As to music discovery, the Hi-Fi set proved to be a successful move. Back home, I can play some new album while I'm doing something else I don't enjoy much (e.g. cleaning) or that does not require my attention, so I'm all focus for the music. Otherwise, I still find myself almost unable to discover new music on my phone: while commuting/walking/working, I'd rather play music I'm already familiar with.

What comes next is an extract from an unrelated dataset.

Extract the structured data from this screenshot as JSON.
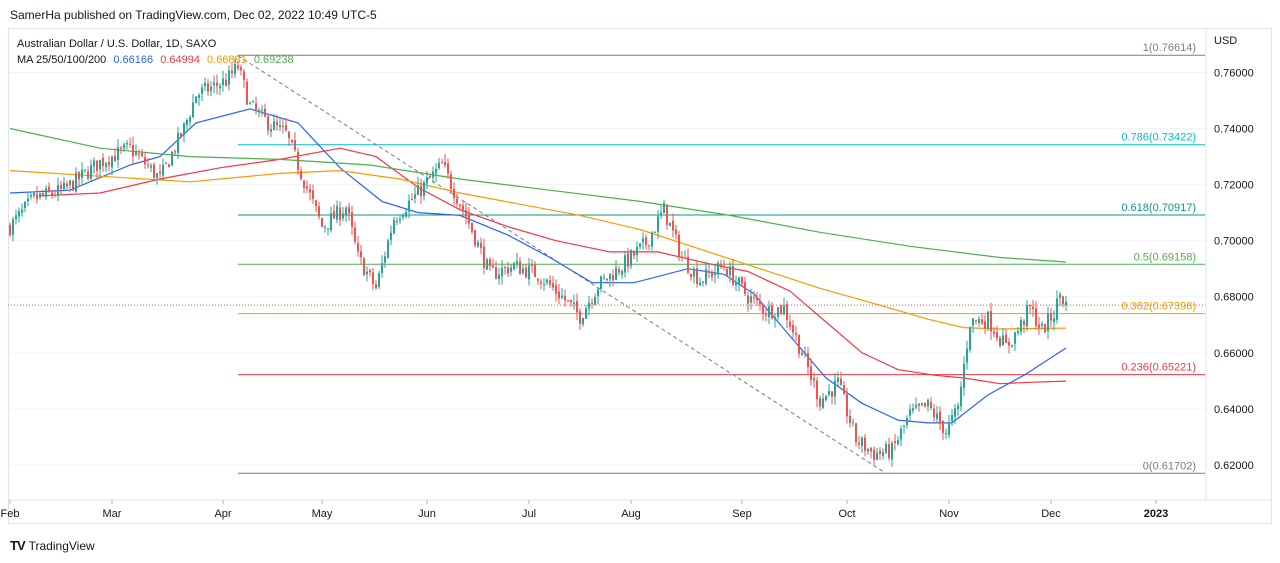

This post is mainly a sketch for a question I'm asking myself more and more often: what would be new ways to listen to music? How do you achieve a good balance between

exploration: discovering new music, maybe albums you already have in store and you just don't know; exploitation: listening to music you already know (but not too much: if you always listen to the same songs, after a while you won't enjoy them anymore...) brain time: don't spend too much time thinking about this problem (e.g. writing a long blog post about it...)

PS: the debate continues (in French!) on Vincent Tourraine's blog: L'avenir du Digital Hub.